Deuxième Concile de Nicée (787)

Quatrième Session :

Définition de foi :

Nous recevons la figure de la Croix précieuse et vivifiante, les reliques des saints, leurs saintes et vénérables icônes nous les recevons, saluons, embrassons selon l'ancienne tradition de la sainte Eglise catholique de Dieu, c'est-à-dire de nos Saints Pères qui les ont reçues et ont ordonné qu'elles seraient placées dans toute les églises de Dieu, et dans tous les lieux où il est servi. Nous honorons donc, saluons et vénérons avec respect ces précieuses et vénérables icônes, à savoir : celles de Jésus Christ notre grand Dieu et notre Sauveur, de la très Sainte et très pure Mère de Dieu, notre Dame dans le sein de laquelle il a voulu s'incarner, pour nous délivrer du culte impie et extravagant des idoles; des saints anges qui, bien qu'incorporels, sont apparu aux justes sous la forme humaine; des "divins" et célèbres apôtres, des prophètes, organes de la divinité; des martyrs, athlètes du Christ; parce que ces icônes nous rappellent la mémoire des originaux (prototypes), nous rapprochent d'eux et nous rendent participants, en quelque manière, de leur sainteté.


Septième Session :

Décret conciliaire sur les saintes icônes :

Nous conservons inviolablement toutes les traditions ecclésiastiques, soit scripturaires soit orales, du nombre desquelles sont les icônes peintes qui, en parfait accord avec le récit évangélique, exposent à notre foi l'incarnation réelle et non imaginaire du Verbe de Dieu et contribuent à nous en communiquer les salutaires effets, car deux témoignages qui se corroborent l'un l'autre, en ont plus de valeur. Là-dessus, marchant sur la voie royale et suivant l'enseignement de nos saints pères inspirés de Dieu, et la tradition de l'Eglise catholique, et par là même, du Saint-Esprit qui habite en elle, nous définissons avec une certitude absolue et après un mûr, examen que, de même qu'on expose la figure de la Croix précieuse et vivifiante, ainsi doit-on faire pour les vénérables et saintes icônes, soit en peinture, soit en mosaïque ou quelque autre matière convenable, qui doivent être exposées dans les églises, sur les vases et ornements sacrés, sur les murailles et sur les planches de bois, dans les maisons et les rues aussi bien l'icône de notre Seigneur Dieu et Sauveur Jésus Christ, que celle de Notre Dame Immaculée, la Sainte Mère de Dieu des anges vénérables, et de tous les saints. Car dans la mesure où ils sont plus souvent représentés et contemplés en icône, ceux qui les contemplent s'élèvent vers la mémoire et l'amour de leurs prototypes (originaux).

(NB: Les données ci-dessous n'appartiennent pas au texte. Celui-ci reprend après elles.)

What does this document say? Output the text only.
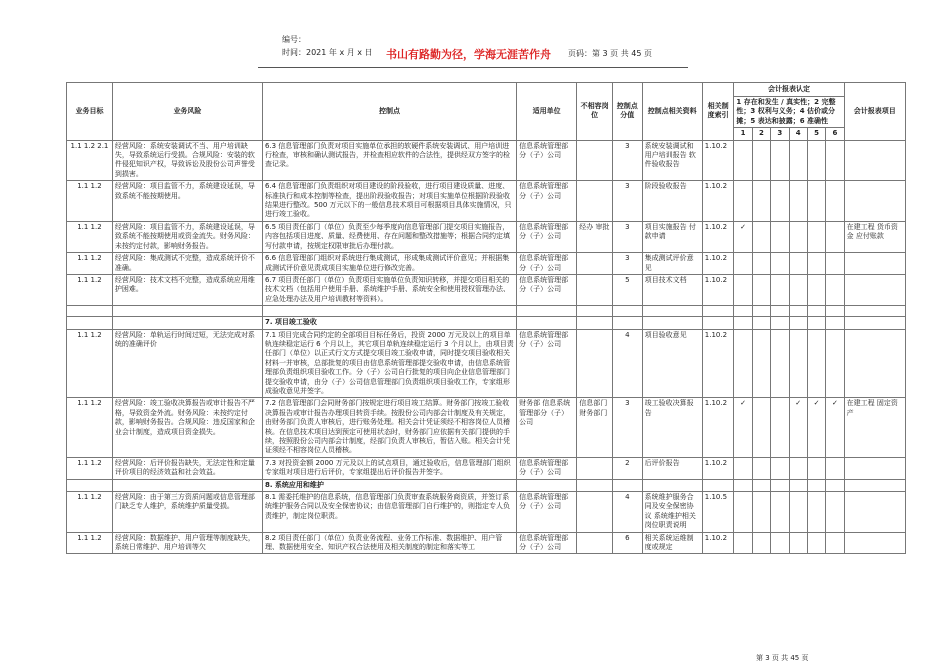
编号：
时间：2021 年 x 月 x 日 书山有路勤为径，学海无涯苦作舟 页码：第 3 页 共 45 页
业务目标	业务风险	控制点	适用单位	不相容岗位	控制点分值	控制点相关资料	相关制度索引	会计报表认定						会计报表项目
								1 存在和发生 / 真实性；2 完整性；3 权利与义务；4 估价或分摊；5 表达和披露；6 准确性						
								1	2	3	4	5	6	
1.1 1.2 2.1	经营风险：系统安装调试不当、用户培训缺失，导致系统运行受损。合规风险：安装的软件侵犯知识产权，导致诉讼及股份公司声誉受到损害。	6.3 信息管理部门负责对项目实施单位承担的软硬件系统安装调试、用户培训进行检查，审核和确认测试报告，并检查相应软件的合法性，提供经双方签字的检查记录。	信息系统管理部分（子）公司		3	系统安装调试和用户培训报告 软件验收报告	1.10.2							
1.1 1.2	经营风险：项目监管不力，系统建设延误，导致系统不能按期使用。	6.4 信息管理部门负责组织对项目建设的阶段验收，进行项目建设质量、进度、标准执行和成本控制等检查，提出阶段验收报告；对项目实施单位根据阶段验收结果进行整改。500 万元以下的一般信息技术项目可根据项目具体实施情况，只进行竣工验收。	信息系统管理部分（子）公司		3	阶段验收报告	1.10.2							
1.1 1.2	经营风险：项目监管不力，系统建设延误，导致系统不能按期使用或资金流失。财务风险：未按约定付款，影响财务报告。	6.5 项目责任部门（单位）负责至少每季度向信息管理部门提交项目实施报告，内容包括项目进度、质量、经费使用、存在问题和整改措施等；根据合同约定填写付款申请，按规定权限审批后办理付款。	信息系统管理部分（子）公司	经办 审批	3	项目实施报告 付款申请	1.10.2	✓						在建工程 货币资金 应付账款
1.1 1.2	经营风险：集成测试不完整，造成系统评价不准确。	6.6 信息管理部门组织对系统进行集成测试，形成集成测试评价意见；并根据集成测试评价意见责成项目实施单位进行修改完善。	信息系统管理部分（子）公司		3	集成测试评价意见	1.10.2							
1.1 1.2	经营风险：技术文档不完整，造成系统应用维护困难。	6.7 项目责任部门（单位）负责项目实施单位负责知识转移，并提交项目相关的技术文档（包括用户使用手册、系统维护手册、系统安全和使用授权管理办法、应急处理办法及用户培训教材等资料）。	信息系统管理部分（子）公司		5	项目技术文档	1.10.2							

		7. 项目竣工验收												
1.1 1.2	经营风险：单轨运行时间过短，无法完成对系统的准确评价	7.1 项目完成合同约定的全部项目目标任务后，投资 2000 万元及以上的项目单轨连续稳定运行 6 个月以上，其它项目单轨连续稳定运行 3 个月以上，由项目责任部门（单位）以正式行文方式提交项目竣工验收申请，同时提交项目验收相关材料一并审核，总部批复的项目由信息系统管理部提交验收申请，由信息系统管理部负责组织项目验收工作。分（子）公司自行批复的项目向企业信息管理部门提交验收申请，由分（子）公司信息管理部门负责组织项目验收工作，专家组形成验收意见并签字。	信息系统管理部分（子）公司		4	项目验收意见	1.10.2							
1.1 1.2	经营风险：竣工验收决算报告或审计报告不严格，导致资金外流。财务风险：未按约定付款，影响财务报告。合规风险：违反国家和企业会计制度，造成项目资金损失。	7.2 信息管理部门会同财务部门按规定进行项目竣工结算。财务部门按竣工验收决算报告或审计报告办理项目转资手续。按股份公司内部会计制度及有关规定，由财务部门负责人审核后，进行账务处理。相关会计凭证须经不相容岗位人员稽核。在信息技术项目达到预定可使用状态时，财务部门应依据有关部门提供的手续，按照股份公司内部会计制度，经部门负责人审核后，暂估入账。相关会计凭证须经不相容岗位人员稽核。	财务部 信息系统管理部分（子）公司	信息部门 财务部门	3	竣工验收决算报告	1.10.2	✓			✓	✓	✓	在建工程 固定资产
1.1 1.2	经营风险：后评价报告缺失，无法定性和定量评价项目的经济效益和社会效益。	7.3 对投资金额 2000 万元及以上的试点项目，通过验收后，信息管理部门组织专家组对项目进行后评价，专家组提出后评价报告并签字。	信息系统管理部分（子）公司		2	后评价报告	1.10.2							
		8. 系统应用和维护												
1.1 1.2	经营风险：由于第三方资质问题或信息管理部门缺乏专人维护，系统维护质量受损。	8.1 需委托维护的信息系统，信息管理部门负责审查系统服务商资质，并签订系统维护服务合同以及安全保密协议；由信息管理部门自行维护的，则指定专人负责维护，制定岗位职责。	信息系统管理部分（子）公司		4	系统维护服务合同及安全保密协议 系统维护相关岗位职责说明	1.10.5							
1.1 1.2	经营风险：数据维护、用户管理等制度缺失，系统日常维护、用户培训等欠	8.2 项目责任部门（单位）负责业务流程、业务工作标准、数据维护、用户管理、数据使用安全、知识产权合法使用及相关制度的制定和落实等工	信息系统管理部分（子）公司		6	相关系统运维制度或规定	1.10.2							
第 3 页 共 45 页
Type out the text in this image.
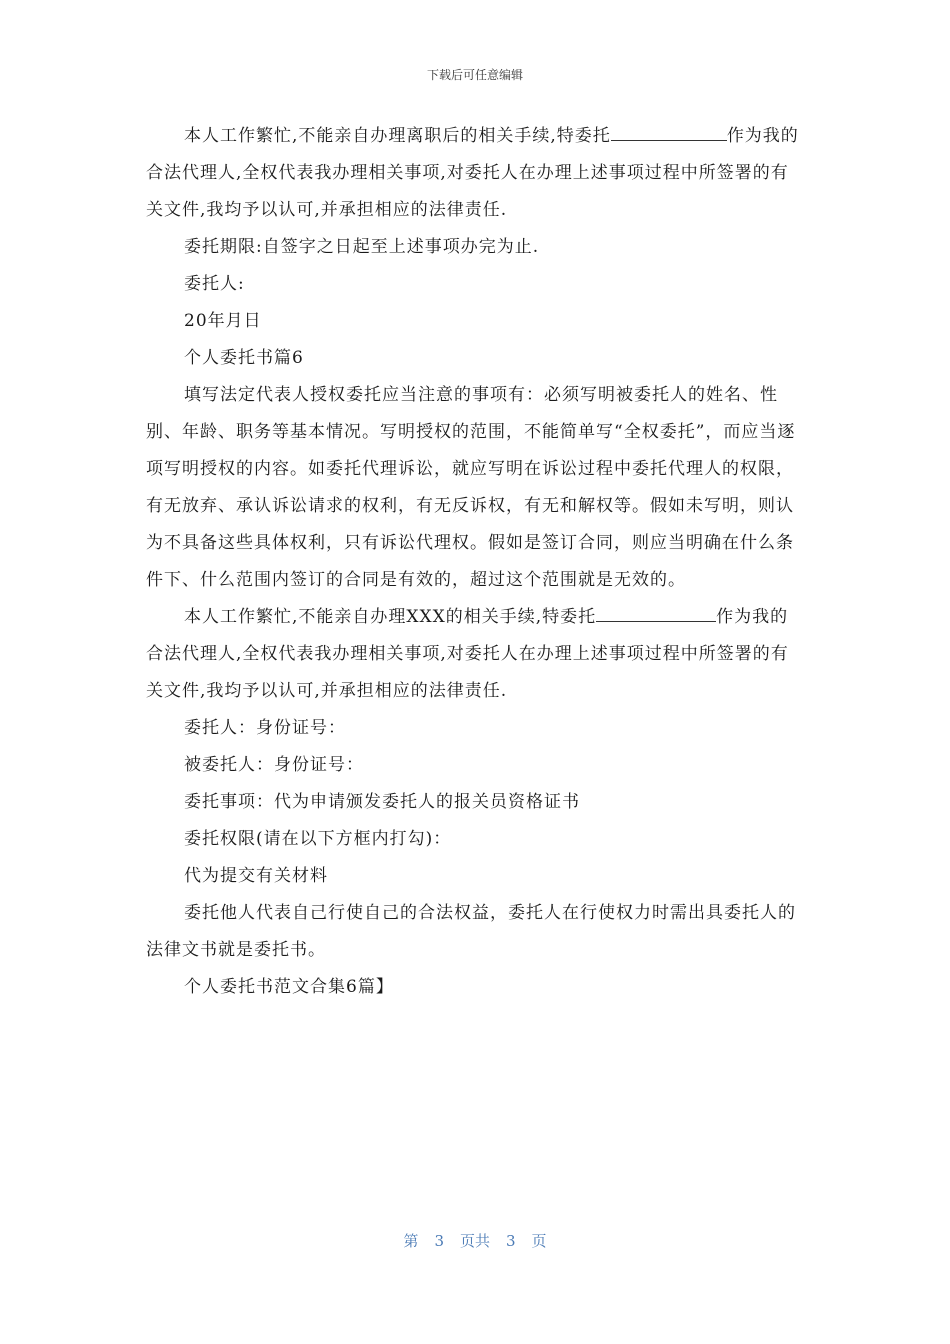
下载后可任意编辑

本人工作繁忙,不能亲自办理离职后的相关手续,特委托	作为我的合法代理人,全权代表我办理相关事项,对委托人在办理上述事项过程中所签署的有关文件,我均予以认可,并承担相应的法律责任.

委托期限:自签字之日起至上述事项办完为止.

委托人:

20年月日

个人委托书篇6

填写法定代表人授权委托应当注意的事项有：必须写明被委托人的姓名、性别、年龄、职务等基本情况。写明授权的范围，不能简单写“全权委托”，而应当逐项写明授权的内容。如委托代理诉讼，就应写明在诉讼过程中委托代理人的权限，有无放弃、承认诉讼请求的权利，有无反诉权，有无和解权等。假如未写明，则认为不具备这些具体权利，只有诉讼代理权。假如是签订合同，则应当明确在什么条件下、什么范围内签订的合同是有效的，超过这个范围就是无效的。

本人工作繁忙,不能亲自办理XXX的相关手续,特委托	作为我的合法代理人,全权代表我办理相关事项,对委托人在办理上述事项过程中所签署的有关文件,我均予以认可,并承担相应的法律责任.

委托人：身份证号：

被委托人：身份证号：

委托事项：代为申请颁发委托人的报关员资格证书

委托权限(请在以下方框内打勾)：

代为提交有关材料

委托他人代表自己行使自己的合法权益，委托人在行使权力时需出具委托人的法律文书就是委托书。

个人委托书范文合集6篇】

第 3 页共 3 页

Nous déclarons qu'on doit à ces icônes la "proskunésîs", c'est-à-dire le baiser déposé sur l'icône, qui prend le sens d'une vénération d'honneur, et non celui d'un culte de latrie qui, selon notre foi, n'appartient qu'à la divinité.
La vénération mentionnée est, semblable à celle qu'on rend à la figure de la véritable et vivifiante Croix, aux saints Evangiles.

On leur offre l'encens et les luminaires pour les honorer selon la pieuse coutume de l'antiquité, car l'honneur rendu à l'icône passe au "prototype", et celui qui vénère l'icône, vénère la personne qu'elle représente. Ainsi est confirmée la doctrine de nos Saints Pères, c'est-à-dire la tradition de la Sainte Eglise catholique qui, d'un bout du monde à l'autre, a reçu l'Evangile. Ceux donc qui rejettent quelque chose de ce qu'admet l'Eglise, soit l'Evanqile, soit la Croix, soit les icônes, soit les saintes reliques des martyrs, nous ordonnons qu'ils soient déposés, s'ils sont évêques ou clercs; séparés de la communion, s'ils sont moines ou laïques.